ALÉM DAS BIBLIOTECAS


GUERRA E PAZ

Como nossa imaginação não tem limites, diante da Guerra da Ucrânia, ou melhor, da invasão da Ucrânia pela Rússia, há, mais ou menos, cerca de uma semana, diante das imagens midiáticas terríveis de ataque às cidades em, praticamente, todas as regiões ucranianas, em especial, à capital Kiev, busquei na minha coleção de livros, o clássico “Guerra e Paz”, romance histórico da autoria do russo Liev Tolstói, originalmente publicado entre 1865 e 1869, com 1225 páginas, configurando-se como uma das obras mais volumosas da história da literatura universal, em quatro tomos, o qual exige nova leitura.

 

 

Fonte: ISTOÉ Independente

Se Tolstói descreve, minuciosamente, as guerras napoleônicas em seu país, com riqueza de detalhes, incluindo as decorrências psicológicas que afetam os envolvidos, decerto, sentiria vergonha da atitude, considerada, sim, como genocida, do atual ditador da Rússia. Vladimir Vladimirovitch Putin, ex-membro da KGB, o serviço secreto russo extinto em novembro de 1991, começou sua vida profissional na direção do Serviço de Espionagem Russo. Agora, desrespeita os limites de um Estado soberano e legalmente constituído e põe em marcha seu intuito de destruir, total ou parcialmente, o povo ucraniano, mediante avanços contra forças militares e civis, ameaçando com guerra cibernética, e, pior ainda, com arsenais nucleares.

Chocante, por exemplo, um tanque de guerra que, numa avenida larga e vazia passa literalmente por cima do carro de um motorista ucraniano de idade avançada, que se salva milagrosamente. Um ancião confessa em lágrimas a dor de se sentir traído, haja vista que defendera por mais de 30 anos o exército russo, o mesmo que, agora, destruiu, sem dó nem piedade seu pequeno apartamento com seus parcos pertences. São depoimentos chocantes de famílias forçadas a se esfacelar, deixando para trás filhos ou maridos, haja vista que o Governo do ex-ator e comediante Volodymyr Zelensky proibiu os homens ucranianos ou naturalizados, entre 18 e 60 anos, de deixar o país, segundo informação do Serviço de Guarda de Fronteiras do Estado, com o argumento de que precisam permanecer para defender a pátria.

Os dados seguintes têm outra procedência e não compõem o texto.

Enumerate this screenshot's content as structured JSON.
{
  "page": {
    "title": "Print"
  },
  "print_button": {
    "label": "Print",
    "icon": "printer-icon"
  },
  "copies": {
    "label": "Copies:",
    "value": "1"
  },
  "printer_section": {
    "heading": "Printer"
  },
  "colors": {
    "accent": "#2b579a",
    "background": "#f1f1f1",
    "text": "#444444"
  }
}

Putin desafia os organismos mundiais. O exemplo mais significativo é a Organização das Nações Unidas (ONU), hoje, com 193 países membros. Instituída, exatamente, após a II Guerra Mundial, no dia 26 de junho de 1945, em San Francisco (Califórnia, Estados Unidos da América), com o fim de preservar a paz mundial e assegurar a segurança entre as nações; promover o respeito às liberdades dos cidadãos e os direitos humanos em geral; agenciar o avanço socioeconômico e cultural dos povos, mediante a cooperação internacional nos mais diferentes segmentos – econômico, social, cultural, esportivo e humanitário –, é por ele ignorada.   O mesmo se dá com a Organização do Tratado do Atlântico Norte (Otan), aliança militar liderada pelos EUA, criada em 1949, durante a Guerra Fria entre os blocos capitalista e socialista, em oposição à antiga União Soviética, que comandava sua própria aliança militar. Sua meta é garantir a liberdade e a segurança dos 30 países-membros da região do Atlântico Norte por meios políticos e militares.

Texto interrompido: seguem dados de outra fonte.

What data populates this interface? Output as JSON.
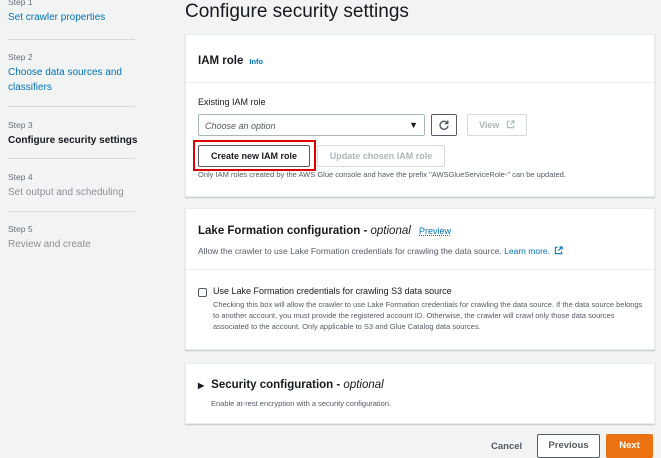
{
  "sidebar": {
    "steps": [
      {
        "num": "Step 1",
        "label": "Set crawler properties"
      },
      {
        "num": "Step 2",
        "label": "Choose data sources and classifiers"
      },
      {
        "num": "Step 3",
        "label": "Configure security settings"
      },
      {
        "num": "Step 4",
        "label": "Set output and scheduling"
      },
      {
        "num": "Step 5",
        "label": "Review and create"
      }
    ]
  },
  "page": {
    "title": "Configure security settings"
  },
  "iam": {
    "heading": "IAM role",
    "info": "Info",
    "existing_label": "Existing IAM role",
    "select_placeholder": "Choose an option",
    "refresh_icon": "refresh-icon",
    "view_label": "View",
    "view_icon": "external-link-icon",
    "create_label": "Create new IAM role",
    "update_label": "Update chosen IAM role",
    "note": "Only IAM roles created by the AWS Glue console and have the prefix \"AWSGlueServiceRole-\" can be updated."
  },
  "lake": {
    "heading": "Lake Formation configuration - ",
    "heading_optional": "optional",
    "preview": "Preview",
    "desc": "Allow the crawler to use Lake Formation credentials for crawling the data source.",
    "learn_more": "Learn more.",
    "checkbox_label": "Use Lake Formation credentials for crawling S3 data source",
    "checkbox_desc": "Checking this box will allow the crawler to use Lake Formation credentials for crawling the data source. If the data source belongs to another account, you must provide the registered account ID. Otherwise, the crawler will crawl only those data sources associated to the account. Only applicable to S3 and Glue Catalog data sources."
  },
  "security": {
    "heading": "Security configuration - ",
    "heading_optional": "optional",
    "desc": "Enable at-rest encryption with a security configuration."
  },
  "footer": {
    "cancel": "Cancel",
    "previous": "Previous",
    "next": "Next"
  },
  "colors": {
    "accent": "#ec7211",
    "link": "#0073bb",
    "highlight": "#dd0000"
  }
}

Se a Rússia não conta com o apoio da maioria das nações, China, Índia e Emirados Árabes Unidos mantêm-se em campo neutro (como se fora isto possível), nenhum dos pretensos “aliados” que apoiou Putin no conflito do Leste Europeu declarou apoio militar àquele país, mediante a remessa de armamento e soldados. São “líderes” ditatoriais, que também oprimem populações e vizinhos. É o caso da Venezuela; Cuba: Nicarágua; Síria e Irã. Bielorrússia e Rússia, por sua vez, são historicamente coligados e integram o chamado Estado da União, de tal forma que a cooperação na esfera da política externa entre eles é sistemática.

Na realidade, as sanções impostas pelos organismos internacionais, ênfase para a ONU, trarão sérias consequências não somente para os habitantes ucranianos, mas para a realidade global, que ainda padece com a pandemia da Covid 19. Sanções econômicas interferem na exportação e importação; na circulação das moedas; na agropecuária; nas indústrias, na comunicação; na aviação, etc. Tudo, com certeza, a troca de mais território e mais poder!

Além do descompasso, morosidade e falta de planejamento no resgate dos brasileiros que residiam no território ucraniano, muitos dos quais ainda estão por lá, o que dizer do problema infindo dos refugiados? Como descrever a dor de bebês, crianças, adolescentes atônitos, deficientes, velhos que deixaram para trás toda uma vida construída segundo a segundo, minuto a minuto, dia a dia?  E a falta de expectativas? Onde encontrar forças para recomeçar? Se, em teoria, a capacidade de recomeçar, quando necessário, faz de cada um de nós, mais fortes e íntegros, decerto, todo e qualquer novo começo demanda a coragem do início; a chance de sonhar sem dor os sonhos perdidos; vencer a sensação insana de fracasso e perdoar a loucura dos mandatários. Eis o reforço das palavras de Tolstói em “Guerra e Paz”, quando diz: “O homem flui. Nele residem todas as possibilidades: ele era estúpido, agora é inteligente; ele era mau, agora é bom; e o contrário. Nisto está a grandiosidade do homem”. Para o autor, o mundo é um lugar pleno de mistérios e de assombrações, com a esperança fugidia de que a tragédia de hoje possa abrir o caminho para o triunfo de amanhã.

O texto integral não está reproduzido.